Berdasarkan data Trading Economics, harga minyak WTI bertengger di US$ 71,17 per barel dan minyak Brent di US$ 73,96 per barel pada Kamis (19/9) pukul 13.16 WIB. Masing-masing naik 0,37% dan 0,43% secara harian, sementara sepekan terakhir harganya naik 3,11% dan 2,73%.
Research and Development ICDX Yoga Tirta mengatakan, intensitas ketegangan antara Lebanon dan Israel semakin meningkat. Hal itu terjadi pasca kementerian kesehatan Lebanon melaporkan 20 orang tewas dan lebih dari 450 orang terluka pada hari Rabu (18/9), yang diakibatkan meledaknya radio genggam yang digunakan oleh kelompok Hizbullah.

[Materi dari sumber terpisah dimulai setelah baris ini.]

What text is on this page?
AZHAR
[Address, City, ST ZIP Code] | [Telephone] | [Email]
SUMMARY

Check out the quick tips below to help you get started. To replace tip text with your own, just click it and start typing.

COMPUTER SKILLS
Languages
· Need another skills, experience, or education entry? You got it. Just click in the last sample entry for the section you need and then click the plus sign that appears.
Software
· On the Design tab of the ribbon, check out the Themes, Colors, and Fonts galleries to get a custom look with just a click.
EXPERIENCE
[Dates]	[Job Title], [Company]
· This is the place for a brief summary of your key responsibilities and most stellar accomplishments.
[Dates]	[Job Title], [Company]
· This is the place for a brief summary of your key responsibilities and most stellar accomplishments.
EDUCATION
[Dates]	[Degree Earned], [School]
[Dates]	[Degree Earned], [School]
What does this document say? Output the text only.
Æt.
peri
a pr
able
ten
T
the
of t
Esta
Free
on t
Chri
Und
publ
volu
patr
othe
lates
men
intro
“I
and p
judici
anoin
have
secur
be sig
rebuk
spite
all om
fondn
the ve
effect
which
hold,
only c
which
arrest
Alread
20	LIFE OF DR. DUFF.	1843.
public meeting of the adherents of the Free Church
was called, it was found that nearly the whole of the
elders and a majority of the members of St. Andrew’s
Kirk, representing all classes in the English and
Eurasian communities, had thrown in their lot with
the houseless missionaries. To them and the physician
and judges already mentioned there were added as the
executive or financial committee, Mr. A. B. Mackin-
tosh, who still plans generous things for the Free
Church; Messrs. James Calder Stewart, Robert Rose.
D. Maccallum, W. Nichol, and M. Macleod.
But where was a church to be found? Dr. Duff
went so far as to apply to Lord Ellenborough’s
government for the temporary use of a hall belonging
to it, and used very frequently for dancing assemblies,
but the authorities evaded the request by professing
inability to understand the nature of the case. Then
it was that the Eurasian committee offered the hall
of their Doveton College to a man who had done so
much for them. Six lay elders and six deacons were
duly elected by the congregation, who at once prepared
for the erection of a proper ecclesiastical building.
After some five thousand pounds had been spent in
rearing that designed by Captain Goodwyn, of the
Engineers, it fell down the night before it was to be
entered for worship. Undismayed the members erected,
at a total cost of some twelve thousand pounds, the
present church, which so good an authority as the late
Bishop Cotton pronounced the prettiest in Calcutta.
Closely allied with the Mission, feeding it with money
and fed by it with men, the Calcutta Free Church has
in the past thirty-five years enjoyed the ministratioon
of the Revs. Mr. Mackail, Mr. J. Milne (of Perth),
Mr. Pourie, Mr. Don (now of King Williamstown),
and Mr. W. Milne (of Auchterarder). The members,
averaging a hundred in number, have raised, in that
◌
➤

Sentimen positif lainnya datang dari keputusan the Fed yang mengumumkan pemangkasan suku bunga acuan Amerika Serikat (AS) sebesar 50bps menjadi 4,75%–5%. Hal itu menandai pemangkasan suku bunga pertama dalam empat tahun.
Baca Juga: Harga Minyak Turun, Pemangkasan Suku Bunga Fed Memicu Kekhawatiran Ekonomi
Yoga berpandangan, keputusan the Fed mengindikasikan adanya perubahan fokus strategi dari bank sentral AS yang memprioritaskan pertumbuhan ekonomi di samping pengendalian inflasi, setelah sinyal melambatnya pasar tenaga kerja AS baru-baru ini.
"Langkah untuk mendorong pertumbuhan ekonomi AS sekaligus menjadi katalis positif bagi permintaan minyak di negara konsumen minyak terbesar pertama dunia itu," tulisnya dalam riset, Kamis (19/9).
Sentimen lainnya, dalam laporan mingguan badan statistik EIA menunjukkan stok minyak mentah AS turun sebesar 1,63 juta barel, jauh lebih besar dari prediksi awal yang memperkirakan stok akan turun sebesar 200.000 barel. Laporan EIA itu mengindikasikan permintaan yang kuat di pasar energi AS.
Sementara itu, China mengumumkan pembekuan aset terhadap sembilan perusahaan yang terkait dengan militer AS atas tuduhan penjualan senjata AS ke Taiwan, ungkap Lin Jian, Juru bicara Kementerian Luar Negeri China. Selain itu, Lin juga memperingatkan AS untuk tidak perdamaian dan stabilitas di Selat Taiwan.
"Potensi peningkatan tensi antara AS dengan China membatasi pergerakan harga lebih lanjut," kata Yoga.
Secara teknis, Yoga melihat harga minyak berpotensi menemui posisi resistance terdekat di level US$ 72 per barel. Namun, apabila menemui katalis negatif maka harga berpotensi turun ke support terdekat di level US$ 67 per barel.